Il n’est pas exclu que la frustration des pays africains soit exploitée par les bandes organisées du crime
« Nous sommes déçus, c’est le moins que l’on puisse dire », a laissé entendre le ministre kényan de l’Environnement qui n’a pas manqué de rappeler les échecs successifs antérieurs : « Nous étions venus négocier un accord robuste sur les pertes et les préjudices subis. Nous voulions davantage de financements pour notre action climatique. Nous espérions du soutien pour nos situations et besoins particuliers. Nous avons supplié comme nous l’avons fait à la COP 22, à la COP 23, à la COP 24, à la COP 25…Nous espérions être entendus, mais comme lors des rendez-vous précédents, notre plaidoyer a été rejeté». En termes clairs, les grands pays pollueurs refusent de compenser les dommages subis par les pays pauvres, notamment les pays africains qui ne sont responsables que de 3% des émissions de gaz à effet de serre. La question que l’on peut alors se poser est la suivante : quelles peuvent être les conséquences du rejet de la requête de l’Afrique qui, au regard des conséquences catastrophiques endurées, ne quémande pourtant pas la charité ? Pour répondre à la question, l’on peut émettre deux hypothèses. La première est que le continent africain, s’estimant lésé dans ses droits, ne se sente pas lié par l’accord signé à Glasgow. Dans ce cas de figure, l’on peut s’attendre à ce que les dirigeants africains fassent la sourde oreille comme le fait le président brésilien, Jair Bolsonaro qui, malgré les cris d’orfraie poussés par les populations autochtones et la communauté internationale, ne se prive pas de l’exploitation des ressources de la forêt amazonienne, occasionnant de vastes déforestations. Il y a donc des inquiétudes à avoir pour la forêt du bassin du Congo qui constitue l’un des poumons verts de la planète ou pour la forêt malgache qui constitue un îlot exceptionnel de biodiversité dans le monde. Pire, il n’est pas exclu que la frustration des pays africains soit exploitée par les bandes organisées du crime, comme on l’a vu il y a quelques années avec le scandale du Probo Koala en Côte d’Ivoire, pour faire du continent un dépotoir clandestin des déchets polluants des pays les plus riches moyennant quelques espèces sonnantes et trébuchantes.

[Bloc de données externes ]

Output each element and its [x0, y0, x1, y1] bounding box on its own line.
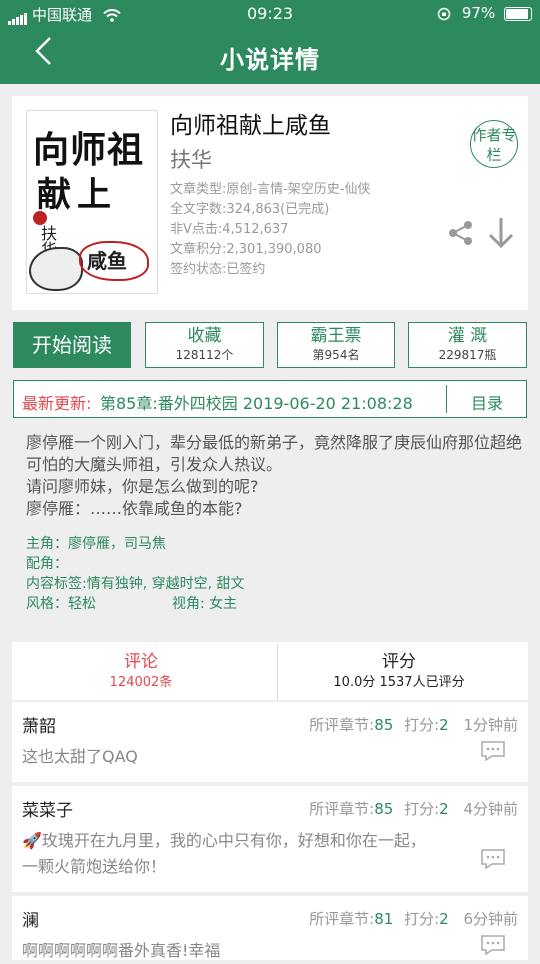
chapter-number: 81 — [374, 910, 394, 928]
comment-user[interactable]: 菜菜子 — [22, 796, 73, 821]
comment-text: 啊啊啊啊啊啊番外真香!幸福 — [22, 941, 221, 960]
battery-icon — [504, 6, 532, 21]
description-paragraph: 请问廖师妹，你是怎么做到的呢? — [26, 477, 259, 496]
comment-text: 🚀玫瑰开在九月里，我的心中只有你，好想和你在一起，一颗火箭炮送给你！ — [22, 831, 426, 876]
nutrient-count: 229817瓶 — [438, 348, 497, 362]
latest-update-label: 最新更新: — [22, 394, 92, 413]
book-meta: 文章类型:原创-言情-架空历史-仙侠 全文字数:324,863(已完成) 非V点… — [170, 180, 370, 280]
score-label: 打分: — [404, 910, 440, 928]
tab-comments-count: 124002条 — [109, 675, 173, 690]
chapter-number: 85 — [374, 800, 394, 818]
meta-clicks: 非V点击:4,512,637 — [170, 222, 289, 237]
tab-rating[interactable]: 评分 10.0分 1537人已评分 — [270, 642, 528, 700]
comment-meta: 所评章节:85 打分:2 1分钟前 — [309, 714, 518, 735]
reply-bubble-icon — [481, 935, 505, 956]
cover-illustration — [29, 247, 83, 291]
status-bar: 中国联通 09:23 97% — [0, 0, 540, 28]
reply-button[interactable] — [480, 848, 506, 870]
comment-item[interactable]: 澜 所评章节:81 打分:2 6分钟前 啊啊啊啊啊啊番外真香!幸福 — [12, 896, 528, 960]
comment-time: 6分钟前 — [463, 910, 518, 928]
reply-bubble-icon — [481, 849, 505, 870]
favorite-button[interactable]: 收藏 128112个 — [145, 322, 264, 368]
author-column-button[interactable]: 作者专栏 — [470, 120, 518, 168]
chapter-label: 所评章节: — [309, 910, 375, 928]
score-value: 2 — [439, 910, 449, 928]
download-button[interactable] — [486, 216, 516, 250]
comment-user[interactable]: 萧韶 — [22, 712, 56, 737]
tag-supporting: 配角： — [26, 556, 68, 572]
comment-time: 1分钟前 — [463, 716, 518, 734]
cover-title-line1: 向师祖 — [33, 129, 145, 171]
nutrient-button[interactable]: 灌 溉 229817瓶 — [408, 322, 527, 368]
comment-meta: 所评章节:81 打分:2 6分钟前 — [309, 908, 518, 929]
comment-meta: 所评章节:85 打分:2 4分钟前 — [309, 798, 518, 819]
chapter-number: 85 — [374, 716, 394, 734]
tag-style-row: 风格：轻松 视角: 女主 — [26, 594, 245, 614]
meta-score: 文章积分:2,301,390,080 — [170, 242, 322, 257]
latest-update-bar: 最新更新: 第85章:番外四校园 2019-06-20 21:08:28 目录 — [13, 380, 527, 418]
comment-text: 这也太甜了QAQ — [22, 747, 138, 766]
page-title: 小说详情 — [220, 46, 320, 74]
chapter-label: 所评章节: — [309, 800, 375, 818]
description-paragraph: 廖停雁：……依靠咸鱼的本能? — [26, 499, 243, 518]
nutrient-label: 灌 溉 — [447, 326, 488, 346]
orientation-lock-icon — [437, 4, 456, 22]
tab-comments[interactable]: 评论 124002条 — [12, 642, 270, 700]
latest-chapter-link[interactable]: 第85章:番外四校园 2019-06-20 21:08:28 — [100, 390, 413, 414]
comment-item[interactable]: 萧韶 所评章节:85 打分:2 1分钟前 这也太甜了QAQ — [12, 702, 528, 782]
comment-rating-tabs: 评论 124002条 评分 10.0分 1537人已评分 — [12, 642, 528, 700]
score-value: 2 — [439, 800, 449, 818]
book-description: 廖停雁一个刚入门，辈分最低的新弟子，竟然降服了庚辰仙府那位超绝可怕的大魔头师祖，… — [26, 432, 522, 520]
score-label: 打分: — [404, 800, 440, 818]
cover-fish-label: 咸鱼 — [87, 249, 127, 273]
bawang-ticket-button[interactable]: 霸王票 第954名 — [277, 322, 395, 368]
book-info-card: 向师祖 献上 扶华 咸鱼 向师祖献上咸鱼 扶华 文章类型:原创-言情-架空历史-… — [12, 96, 528, 310]
favorite-label: 收藏 — [187, 326, 222, 346]
score-label: 打分: — [404, 716, 440, 734]
tab-rating-label: 评分 — [382, 652, 416, 672]
bawang-label: 霸王票 — [310, 326, 362, 346]
book-title: 向师祖献上咸鱼 — [170, 113, 331, 139]
comment-item[interactable]: 菜菜子 所评章节:85 打分:2 4分钟前 🚀玫瑰开在九月里，我的心中只有你，好… — [12, 786, 528, 892]
share-button[interactable] — [448, 220, 474, 246]
description-paragraph: 廖停雁一个刚入门，辈分最低的新弟子，竟然降服了庚辰仙府那位超绝可怕的大魔头师祖，… — [26, 433, 523, 474]
chapter-label: 所评章节: — [309, 716, 375, 734]
tag-protagonist: 主角：廖停雁，司马焦 — [26, 536, 166, 552]
meta-type: 文章类型:原创-言情-架空历史-仙侠 — [170, 182, 371, 197]
book-cover[interactable]: 向师祖 献上 扶华 咸鱼 — [26, 110, 158, 294]
comment-time: 4分钟前 — [463, 800, 518, 818]
cover-seal — [33, 211, 47, 225]
top-bar: 中国联通 09:23 97% 小说详情 — [0, 0, 540, 84]
cover-title-line2: 献上 — [37, 175, 117, 215]
score-value: 2 — [439, 716, 449, 734]
reply-button[interactable] — [480, 934, 506, 956]
tag-viewpoint: 视角: 女主 — [172, 596, 238, 612]
reply-button[interactable] — [480, 740, 506, 762]
start-reading-button[interactable]: 开始阅读 — [13, 322, 131, 368]
meta-word-count: 全文字数:324,863(已完成) — [170, 202, 330, 217]
reply-bubble-icon — [481, 741, 505, 762]
battery-percent: 97% — [461, 4, 496, 22]
status-right: 97% — [437, 4, 532, 22]
book-author[interactable]: 扶华 — [170, 144, 212, 174]
table-of-contents-button[interactable]: 目录 — [446, 390, 528, 414]
favorite-count: 128112个 — [175, 348, 234, 362]
tag-style: 风格：轻松 — [26, 596, 96, 612]
meta-contract: 签约状态:已签约 — [170, 262, 266, 277]
tag-content: 内容标签:情有独钟, 穿越时空, 甜文 — [26, 576, 245, 592]
comment-user[interactable]: 澜 — [22, 906, 39, 931]
bawang-rank: 第954名 — [312, 348, 360, 362]
tab-rating-summary: 10.0分 1537人已评分 — [333, 675, 465, 690]
nav-bar: 小说详情 — [0, 28, 540, 84]
tab-comments-label: 评论 — [124, 652, 158, 672]
download-icon — [488, 218, 514, 249]
share-icon — [449, 221, 472, 245]
book-tags: 主角：廖停雁，司马焦 配角： 内容标签:情有独钟, 穿越时空, 甜文 风格：轻松… — [26, 534, 245, 614]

Le continent a là, l’occasion de prendre son propre destin en main
La seconde hypothèse est que les pays africains, faisant contre mauvaise fortune bon cœur, décident de se rendre justice eux-mêmes en imaginant des solutions alternatives pour générer les financements qui lui ont été refusés. En effet, avec un peu d’audace, il est possible que l’Afrique qui constitue une source importante d’approvisionnement en matières premières et un vaste marché de consommation pour les produits manufacturés des grandes nations industrialisées, crée et impose des taxes sur les différentes transactions commerciales au nom de la transition écologique. L’exemple est déjà donné par les taxes qui s’opèrent sur les billets d’avion. Et véritablement, c’est en cela qu’il faut encourager les Etats africains car il faut savoir souvent bander les muscles pour avoir gain de cause dans la foire d’intérêts que constitue l’économie-monde. Ce qu’il faut, en tout cas et à tout prix éviter, c’est de tomber dans le piège de l’endettement auprès des pays pollueurs. En attendant donc de voir la réaction des dirigeants africains, l’on peut dire que le continent a là, l’occasion, pour une fois, de prendre son propre destin en main. En effet, le continent dispose aujourd’hui, plus que tout autre partie du monde, de nombreux atouts pour construire des économies vertes. Le soleil d’Afrique est intarissable et son grand territoire est balayé en toutes saisons par de forts alizés, faisant du continent un immense réservoir d’énergies du futur pour le développement industriel et l’amélioration des conditions de vie de ses populations. Mais encore faut-il que les politiques économiques et éducatives mises en place, permettent le développement de technologies pour la maîtrise et l’exploitation maximale de ces énergies renouvelables et inépuisables. Par ailleurs, faute de grands financements qui étaient attendus, c’est aussi l’occasion, pour l’Afrique, de trouver des solutions endogènes pour lutter contre les conséquences du réchauffement climatique que l’on annonce catastrophiques. L’on sait, par exemple, que les pays du Sahel ont développé de nombreux savoirs endogènes pour lutter contre la sécheresse et augmenter la productivité agricole. C’est donc l’occasion de mettre en place des politiques audacieuses et innovantes pour valoriser, développer et vulgariser ces savoirs qui sont le plus souvent à coûts réduits.
« Le Pays »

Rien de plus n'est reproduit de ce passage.